A Sharpie can't erase history

We are fortunate to live in the 21st Century for a long list of reasons, but one of them is the fact that passenger air travel has never been safer. While there are still incidents and accidents from time to time (and maybe even some accidents waiting to happen), flying is orders of magnitude safer than it was a few decades ago. Some of the romance of flight may be gone, but it's sure a lot safer.

Part of that increased safety comes from better technology. Today's airplanes are better-built than their predecessors, contain safer materials, and use technologies like collision avoidance systems that make crashes less likely, and more survivable when they do happen.

Maintenance practices on the ground are in many ways better, too, and better attention is now paid to predictive and preventive maintenance than in the past. Fix-on-failure may be a fine way to approach a ball-point pen or even a smartphone, but jet airliners need stress testing and fatigue inspections.

Yet airline safety isn't just a matter of better planes and better maintenance. Perhaps the tool that does more than anything else to improve our safety in the skies is the improvements that have come about in pilot training and Crew Resource Management. Considerable effort goes into finding the causes of human error in the cockpit and eliminating those causes -- as well it should.

Among the most important lessons of Crew Resource Management is the indispensability of open communication between the pilot in command and the first officer. Fatal crashes could have been avoided if pilots had heeded the warnings of their crewmates, rather than believing their own infallibility. Such errors proved fatal on Asiana 214, First Air 6560, and Korean Air 8509, among other incidents.

The lesson for all of us -- not just in the cockpit, but in life generally -- is that systems can be made safer in many ways, including better technology and better maintenance (whatever form that may take in the area that is relevant to you). But above all, human leaders need to know that they are fallible. Even with great training, extensive experience, and refined judgment, the best leaders can still make mistakes, and depending on the circumstances, those mistakes can turn deadly. But they are far more likely to turn fatal or otherwise harmful if the person in command refuses to acknowledge the possibility that they could be in error.
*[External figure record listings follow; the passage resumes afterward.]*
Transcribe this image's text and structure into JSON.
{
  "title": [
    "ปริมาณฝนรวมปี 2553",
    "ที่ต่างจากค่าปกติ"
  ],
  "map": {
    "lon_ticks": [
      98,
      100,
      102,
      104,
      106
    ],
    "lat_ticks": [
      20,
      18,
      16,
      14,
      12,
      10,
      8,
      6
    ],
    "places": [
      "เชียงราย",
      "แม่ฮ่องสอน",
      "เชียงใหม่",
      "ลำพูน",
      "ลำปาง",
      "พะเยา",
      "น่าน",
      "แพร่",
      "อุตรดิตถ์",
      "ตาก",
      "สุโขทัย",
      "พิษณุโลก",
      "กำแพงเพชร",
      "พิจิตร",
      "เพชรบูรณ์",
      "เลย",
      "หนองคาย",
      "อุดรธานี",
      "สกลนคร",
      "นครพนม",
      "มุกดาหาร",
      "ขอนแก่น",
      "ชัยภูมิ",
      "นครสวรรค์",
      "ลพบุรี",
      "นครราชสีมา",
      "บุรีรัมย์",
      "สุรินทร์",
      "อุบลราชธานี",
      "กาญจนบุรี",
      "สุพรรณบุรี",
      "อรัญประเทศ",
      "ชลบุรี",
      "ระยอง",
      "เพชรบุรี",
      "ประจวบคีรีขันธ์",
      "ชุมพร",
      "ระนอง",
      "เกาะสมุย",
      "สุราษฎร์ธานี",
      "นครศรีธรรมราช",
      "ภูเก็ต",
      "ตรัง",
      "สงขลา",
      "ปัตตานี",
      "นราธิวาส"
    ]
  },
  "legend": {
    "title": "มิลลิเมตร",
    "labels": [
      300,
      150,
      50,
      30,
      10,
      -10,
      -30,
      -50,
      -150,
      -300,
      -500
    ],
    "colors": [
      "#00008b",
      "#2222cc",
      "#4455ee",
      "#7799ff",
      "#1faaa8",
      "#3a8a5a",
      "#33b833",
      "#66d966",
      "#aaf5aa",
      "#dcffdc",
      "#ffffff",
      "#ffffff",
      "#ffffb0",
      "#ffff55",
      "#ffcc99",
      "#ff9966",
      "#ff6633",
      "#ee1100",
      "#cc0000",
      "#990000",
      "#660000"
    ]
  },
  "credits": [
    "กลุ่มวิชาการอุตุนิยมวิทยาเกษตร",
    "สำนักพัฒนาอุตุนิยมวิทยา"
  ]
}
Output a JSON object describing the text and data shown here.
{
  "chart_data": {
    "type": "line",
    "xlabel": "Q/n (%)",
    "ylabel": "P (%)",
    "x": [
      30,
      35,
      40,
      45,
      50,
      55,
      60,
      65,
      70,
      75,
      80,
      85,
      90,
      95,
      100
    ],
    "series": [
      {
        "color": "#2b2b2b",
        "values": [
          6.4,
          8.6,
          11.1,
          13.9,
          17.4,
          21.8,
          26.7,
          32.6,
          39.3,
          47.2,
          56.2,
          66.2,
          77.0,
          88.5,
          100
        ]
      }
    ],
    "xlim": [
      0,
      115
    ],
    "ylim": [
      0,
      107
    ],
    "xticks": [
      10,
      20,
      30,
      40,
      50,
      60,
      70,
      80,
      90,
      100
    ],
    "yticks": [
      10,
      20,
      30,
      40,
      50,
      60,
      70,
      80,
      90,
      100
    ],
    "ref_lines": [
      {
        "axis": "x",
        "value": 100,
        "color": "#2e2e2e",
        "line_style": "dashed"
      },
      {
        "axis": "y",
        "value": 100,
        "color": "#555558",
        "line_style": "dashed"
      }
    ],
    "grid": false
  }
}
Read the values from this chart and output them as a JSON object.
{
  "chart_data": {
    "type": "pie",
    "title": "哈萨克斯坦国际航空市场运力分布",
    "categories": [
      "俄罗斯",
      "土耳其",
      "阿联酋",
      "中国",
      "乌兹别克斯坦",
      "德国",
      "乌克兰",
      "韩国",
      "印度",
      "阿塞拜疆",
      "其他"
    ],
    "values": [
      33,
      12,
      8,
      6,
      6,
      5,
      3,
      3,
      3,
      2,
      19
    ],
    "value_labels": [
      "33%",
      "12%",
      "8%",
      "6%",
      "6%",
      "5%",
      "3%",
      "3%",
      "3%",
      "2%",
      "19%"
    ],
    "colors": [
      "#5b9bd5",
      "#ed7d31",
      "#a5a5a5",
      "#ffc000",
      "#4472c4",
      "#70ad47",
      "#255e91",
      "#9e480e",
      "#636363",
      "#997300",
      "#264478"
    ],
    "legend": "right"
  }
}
It's a lesson as old as Icarus, of course, but it's extremely relevant in an age where our blessings and our curses -- like nuclear power and nuclear weapons -- are often two sides of the same coin. And whether it's inside the cockpit of a fast-moving airliner or someplace else, many of our day-to-day activities are so tightly connected to others and happen at such a fast pace that there may be less room for error than in a slower, lower-tech time in human history.

In other words, as things move faster and the world becomes more tightly interconnected, humility is not just a virtue, it is a premium characteristic we need to seek in every leadership role.

So, bearing all that in mind, what does it tell you about the "Crew Resource Management" in our national cockpit when -- rather than admitting his mistake in saying that Hurricane Dorian was headed towards Alabama -- the President not only insists that he was right, but unashamedly tries to revise history in ham-handed and instantly-disprovable fashion to suggest that he never made a mistake in the first place? This clumsy attempt to revise the obvious record undermines the professionals who made the real forecasts -- not the Sharpie-modified version. Just as a kid cannot turn a report-card "F" into an "A" just by adding a line, the facts of professional meteorology can't be changed just by adding a curve.

Never trust a leader who cannot admit a mistake. Never trust subordinates who never question the leader. Never trust a team that fabricates evidence instead of facing reality.